Boukan - le courrier ultramarin
« Il y a une COMPÉTITION entre LES TERRITOIRES pour PLACER leurs SUBSTANCES »
BIOTECHNOLOGIE
Christophe Carbou, directeur du pôle innovation de l'Adecal Technopole de Nouvelle-Calédonie, dresse un état des lieux des entreprises de biotechnologies sur le territoire.
QUELLE EST LA PLACE DES BIOTECHNOLOGIES EN NOUVELLE-CALÉDONIE?
La Nouvelle-Calédonie est riche d’une grande biodiversité, singulière et endémique. Plusieurs organismes et instituts de recherche sur le territoire s’intéressent au sujet des substances naturelles. Ces prérequis devraient permettre d’aboutir à de la création de richesse par le biais de biotechnologies. Mais ce n’était pas vraiment exploité avant 2014. Il y avait des processus de valorisation mais qui se déclenchaient plutôt en Métropole suite à des actions de recherche menées en Calédonie. Or, à cette époque, ici et ailleurs, certaines problématiques de captation de richesse sans retour aux populations locales ont été mises en avant, qualifiées par certains de biopiraterie. Cela a mené au protocole de Nagoya sur l’accès et le partage des avantages, mais le doute et la méfiance se sont installés. Les territoires se sont fermés aux chercheurs. Depuis 2014, j’ai mis en place un dispositif d’accompagnement à l’innovation, un incubateur et un accélérateur pour faciliter l’émergence d’entreprises innovantes et relocaliser la valeur de ces projets en NouvelleCalédonie. Dès la première promotion : quatre projets dont deux projets de biotechnologies. On a planté le décor. Aujourd’hui, sur les 62 projets que nous avons accompagnés, environ 15 % concernent les biotechnologies. Mais c’est la partie de l’innovation la plus difficile, les biotechnologies demandent un temps long de recherche et sont bien souvent des projets coûteux. Ici nous avons surtout des projets tournés vers la cosmétique ou l’agronomie, moins complexes à mettre en oeuvre par rapport à la pharmacologie. Il y a tout un volet qui se penche également sur la valorisation des microalgues.
QUELS SONT LES POINTS FAIBLES ET LES POINTS FORTS DU TERRITOIRE?
La Nouvelle-Calédonie n’a pas encore construit totalement son ingénierie financière, or les projets en biotechnologie sont souvent coûteux et nécessitent des financements.
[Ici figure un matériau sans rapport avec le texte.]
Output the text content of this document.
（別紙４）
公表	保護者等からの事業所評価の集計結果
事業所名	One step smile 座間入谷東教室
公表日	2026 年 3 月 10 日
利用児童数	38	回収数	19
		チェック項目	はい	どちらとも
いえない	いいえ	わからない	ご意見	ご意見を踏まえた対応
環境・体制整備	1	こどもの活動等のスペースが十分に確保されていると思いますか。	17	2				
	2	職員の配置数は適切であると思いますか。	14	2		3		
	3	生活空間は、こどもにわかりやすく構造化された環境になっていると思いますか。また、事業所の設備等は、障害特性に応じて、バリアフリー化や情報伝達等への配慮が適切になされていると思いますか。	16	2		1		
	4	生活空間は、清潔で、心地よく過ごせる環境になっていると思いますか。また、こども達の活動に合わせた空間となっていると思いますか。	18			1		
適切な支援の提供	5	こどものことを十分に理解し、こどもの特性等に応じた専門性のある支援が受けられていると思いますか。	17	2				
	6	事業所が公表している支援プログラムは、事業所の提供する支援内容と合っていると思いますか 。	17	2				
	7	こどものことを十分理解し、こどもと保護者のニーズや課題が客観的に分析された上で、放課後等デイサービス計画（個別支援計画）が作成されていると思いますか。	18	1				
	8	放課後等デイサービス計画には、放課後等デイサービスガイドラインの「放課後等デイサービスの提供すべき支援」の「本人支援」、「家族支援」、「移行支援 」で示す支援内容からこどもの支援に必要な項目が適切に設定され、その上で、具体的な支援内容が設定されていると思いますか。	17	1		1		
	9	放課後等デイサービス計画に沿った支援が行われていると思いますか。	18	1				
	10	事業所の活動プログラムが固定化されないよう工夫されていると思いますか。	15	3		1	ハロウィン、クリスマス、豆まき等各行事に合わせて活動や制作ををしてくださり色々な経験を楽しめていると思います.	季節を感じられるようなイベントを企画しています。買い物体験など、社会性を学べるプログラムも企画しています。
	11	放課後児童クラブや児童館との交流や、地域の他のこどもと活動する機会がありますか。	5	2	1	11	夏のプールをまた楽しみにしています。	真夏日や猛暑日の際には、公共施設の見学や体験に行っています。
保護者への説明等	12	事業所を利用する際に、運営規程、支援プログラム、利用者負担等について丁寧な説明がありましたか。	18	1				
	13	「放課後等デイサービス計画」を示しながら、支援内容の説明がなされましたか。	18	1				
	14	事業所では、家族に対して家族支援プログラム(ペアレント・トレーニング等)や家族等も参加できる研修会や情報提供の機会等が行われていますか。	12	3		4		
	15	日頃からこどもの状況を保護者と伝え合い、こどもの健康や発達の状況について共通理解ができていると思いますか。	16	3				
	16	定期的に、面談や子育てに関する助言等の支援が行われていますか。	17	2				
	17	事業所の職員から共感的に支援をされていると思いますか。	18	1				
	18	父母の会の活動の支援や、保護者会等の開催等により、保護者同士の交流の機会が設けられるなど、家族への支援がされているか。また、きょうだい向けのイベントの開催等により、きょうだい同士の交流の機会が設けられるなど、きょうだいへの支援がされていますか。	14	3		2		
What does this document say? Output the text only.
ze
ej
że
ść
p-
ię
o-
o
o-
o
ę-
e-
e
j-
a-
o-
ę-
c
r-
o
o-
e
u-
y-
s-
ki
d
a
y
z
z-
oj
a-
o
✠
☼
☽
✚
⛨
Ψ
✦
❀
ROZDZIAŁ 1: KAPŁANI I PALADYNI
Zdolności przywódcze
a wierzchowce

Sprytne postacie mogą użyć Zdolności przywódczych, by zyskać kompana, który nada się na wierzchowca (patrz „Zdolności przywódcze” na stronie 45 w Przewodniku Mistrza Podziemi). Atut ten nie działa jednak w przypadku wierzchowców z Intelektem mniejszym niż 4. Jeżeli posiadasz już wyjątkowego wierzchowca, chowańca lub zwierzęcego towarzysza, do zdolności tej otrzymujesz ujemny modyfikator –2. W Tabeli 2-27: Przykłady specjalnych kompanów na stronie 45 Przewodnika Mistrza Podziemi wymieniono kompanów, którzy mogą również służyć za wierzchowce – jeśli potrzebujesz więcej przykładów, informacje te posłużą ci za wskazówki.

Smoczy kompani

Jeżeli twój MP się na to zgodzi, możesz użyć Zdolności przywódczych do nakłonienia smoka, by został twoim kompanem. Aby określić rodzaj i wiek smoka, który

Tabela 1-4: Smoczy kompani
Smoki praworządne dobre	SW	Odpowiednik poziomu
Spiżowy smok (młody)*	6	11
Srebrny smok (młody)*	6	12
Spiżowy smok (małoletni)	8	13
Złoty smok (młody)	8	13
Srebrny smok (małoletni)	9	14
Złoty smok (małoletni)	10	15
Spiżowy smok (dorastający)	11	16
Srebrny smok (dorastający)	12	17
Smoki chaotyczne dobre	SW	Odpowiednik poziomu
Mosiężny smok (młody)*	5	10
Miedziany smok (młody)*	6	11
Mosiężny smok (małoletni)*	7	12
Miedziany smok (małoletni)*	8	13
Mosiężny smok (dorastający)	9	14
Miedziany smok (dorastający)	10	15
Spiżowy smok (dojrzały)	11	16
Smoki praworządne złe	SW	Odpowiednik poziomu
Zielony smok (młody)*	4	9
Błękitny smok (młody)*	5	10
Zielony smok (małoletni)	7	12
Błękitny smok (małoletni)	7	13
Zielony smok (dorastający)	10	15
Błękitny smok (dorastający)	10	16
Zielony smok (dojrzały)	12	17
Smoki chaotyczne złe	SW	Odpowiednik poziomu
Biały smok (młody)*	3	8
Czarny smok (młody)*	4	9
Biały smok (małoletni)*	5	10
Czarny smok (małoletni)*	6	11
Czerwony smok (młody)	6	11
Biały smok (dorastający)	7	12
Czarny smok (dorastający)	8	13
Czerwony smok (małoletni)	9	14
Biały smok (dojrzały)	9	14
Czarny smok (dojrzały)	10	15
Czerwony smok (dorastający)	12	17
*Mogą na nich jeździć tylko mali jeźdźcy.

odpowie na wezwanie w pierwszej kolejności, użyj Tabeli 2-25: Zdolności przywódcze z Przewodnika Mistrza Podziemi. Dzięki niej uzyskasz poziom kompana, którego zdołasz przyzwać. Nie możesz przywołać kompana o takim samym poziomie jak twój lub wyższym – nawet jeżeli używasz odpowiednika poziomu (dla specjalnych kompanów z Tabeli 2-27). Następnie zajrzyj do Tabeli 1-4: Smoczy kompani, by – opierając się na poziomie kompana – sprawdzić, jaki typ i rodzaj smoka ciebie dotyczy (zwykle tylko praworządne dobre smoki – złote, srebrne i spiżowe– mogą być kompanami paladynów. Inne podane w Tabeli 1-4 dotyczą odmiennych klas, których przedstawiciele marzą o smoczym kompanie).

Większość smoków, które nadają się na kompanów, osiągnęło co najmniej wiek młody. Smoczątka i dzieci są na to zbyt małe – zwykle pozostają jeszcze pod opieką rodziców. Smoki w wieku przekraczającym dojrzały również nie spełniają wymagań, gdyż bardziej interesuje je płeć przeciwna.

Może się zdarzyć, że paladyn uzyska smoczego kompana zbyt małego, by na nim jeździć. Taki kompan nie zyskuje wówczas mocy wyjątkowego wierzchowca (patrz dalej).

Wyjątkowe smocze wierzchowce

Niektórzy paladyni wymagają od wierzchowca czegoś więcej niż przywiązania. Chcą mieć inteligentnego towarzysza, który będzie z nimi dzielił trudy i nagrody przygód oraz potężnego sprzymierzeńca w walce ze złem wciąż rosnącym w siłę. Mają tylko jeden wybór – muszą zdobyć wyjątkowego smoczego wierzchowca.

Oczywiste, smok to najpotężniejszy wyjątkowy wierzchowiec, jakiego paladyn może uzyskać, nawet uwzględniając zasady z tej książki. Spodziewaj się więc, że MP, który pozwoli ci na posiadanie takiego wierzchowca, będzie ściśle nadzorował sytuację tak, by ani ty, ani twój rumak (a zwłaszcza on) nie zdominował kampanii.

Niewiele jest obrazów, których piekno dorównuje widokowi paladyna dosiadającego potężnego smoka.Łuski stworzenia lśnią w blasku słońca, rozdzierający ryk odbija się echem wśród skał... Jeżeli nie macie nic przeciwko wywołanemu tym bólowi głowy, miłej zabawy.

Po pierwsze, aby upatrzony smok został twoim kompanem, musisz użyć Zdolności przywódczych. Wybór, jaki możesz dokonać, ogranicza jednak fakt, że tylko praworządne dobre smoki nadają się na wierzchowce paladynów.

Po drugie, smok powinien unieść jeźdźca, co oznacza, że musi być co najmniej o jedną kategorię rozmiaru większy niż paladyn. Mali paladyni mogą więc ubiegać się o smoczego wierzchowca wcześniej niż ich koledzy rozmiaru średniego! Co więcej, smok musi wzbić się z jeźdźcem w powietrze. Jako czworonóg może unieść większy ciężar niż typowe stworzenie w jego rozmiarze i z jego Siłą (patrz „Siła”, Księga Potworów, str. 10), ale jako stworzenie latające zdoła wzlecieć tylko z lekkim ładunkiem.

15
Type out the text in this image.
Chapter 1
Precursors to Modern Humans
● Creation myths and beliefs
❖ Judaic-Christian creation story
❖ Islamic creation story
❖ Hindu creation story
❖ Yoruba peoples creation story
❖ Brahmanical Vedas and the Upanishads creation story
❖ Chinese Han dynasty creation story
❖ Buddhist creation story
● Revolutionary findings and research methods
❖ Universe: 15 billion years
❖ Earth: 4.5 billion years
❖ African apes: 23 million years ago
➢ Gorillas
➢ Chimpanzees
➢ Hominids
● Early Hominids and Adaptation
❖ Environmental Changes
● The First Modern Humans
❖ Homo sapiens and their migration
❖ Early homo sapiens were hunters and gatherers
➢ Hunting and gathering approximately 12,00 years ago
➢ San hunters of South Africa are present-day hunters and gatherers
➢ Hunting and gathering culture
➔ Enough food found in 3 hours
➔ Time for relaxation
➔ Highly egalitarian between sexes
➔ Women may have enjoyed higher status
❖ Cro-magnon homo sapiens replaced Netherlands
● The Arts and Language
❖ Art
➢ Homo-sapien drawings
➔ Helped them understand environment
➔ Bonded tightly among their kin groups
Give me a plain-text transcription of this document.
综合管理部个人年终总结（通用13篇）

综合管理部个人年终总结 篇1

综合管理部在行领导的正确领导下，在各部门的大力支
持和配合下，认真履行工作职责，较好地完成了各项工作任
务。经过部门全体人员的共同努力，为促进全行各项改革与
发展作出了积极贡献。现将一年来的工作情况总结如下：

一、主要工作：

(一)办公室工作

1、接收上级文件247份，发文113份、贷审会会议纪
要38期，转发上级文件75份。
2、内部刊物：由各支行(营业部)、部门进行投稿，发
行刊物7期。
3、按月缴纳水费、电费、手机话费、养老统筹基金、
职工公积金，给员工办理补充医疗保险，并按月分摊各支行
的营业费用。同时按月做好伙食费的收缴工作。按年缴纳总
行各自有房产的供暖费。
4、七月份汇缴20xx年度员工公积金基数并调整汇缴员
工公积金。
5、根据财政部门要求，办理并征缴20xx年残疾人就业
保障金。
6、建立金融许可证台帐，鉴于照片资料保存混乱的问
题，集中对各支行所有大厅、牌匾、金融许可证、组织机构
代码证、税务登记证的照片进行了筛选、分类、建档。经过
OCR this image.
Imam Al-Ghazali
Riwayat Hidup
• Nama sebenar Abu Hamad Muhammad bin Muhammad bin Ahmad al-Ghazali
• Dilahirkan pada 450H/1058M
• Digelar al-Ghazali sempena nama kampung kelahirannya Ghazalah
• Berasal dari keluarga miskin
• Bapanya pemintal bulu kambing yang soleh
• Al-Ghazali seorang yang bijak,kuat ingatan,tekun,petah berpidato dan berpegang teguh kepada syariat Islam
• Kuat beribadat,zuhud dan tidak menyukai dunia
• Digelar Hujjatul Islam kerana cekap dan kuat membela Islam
En revanche, même si aujourd’hui les marchés de destination restent à volumétrie très faible ou de proximité, le territoire présente des infrastructures capables de s’adapter pour un changement d’échelle. Nous avons ici une culture industrielle importante de par le nickel. De plus, nous avons une biodiversité exceptionnelle et un fort taux d’endémisme mais tous les territoires ultramarins défendent ce propos. Il y a une compétition entre les territoires pour placer leurs substances. Pour le client, d’autres aspects entrent donc dans l’équation : la stabilité économique et politique. Investir c’est avoir confiance, surtout sur un territoire situé à 22000 km et difficile d’accès. Or, nous sortons tout juste du troisième référendum… Mais, même à la Réunion, alors qu’ils ont pris le train de l’innovation il y a plus de 25 ans et qu’ils ont les mêmes règles qu’en France métropolitaine, la directrice de la structure équivalente à celle que je pilote me disait que c’était compliqué de trouver des investisseurs. Nous, on arrive derrière avec des complexités supplémentaires et des spécificités locales. Pourtant, il y a de belles opportunités en Nouvelle-Calédonie. Par exemple, nous sommes le seul lauréat ultramarin de Territoire d’innovation. Notre dossier autour de la valorisation du parc naturel de la mer de Corail comme levier de développement pour le territoire a été accepté et, aujourd’hui, la banque des territoires est prête à investir plus de 1,5 milliard de francs Pacifique dans des entreprises innovantes.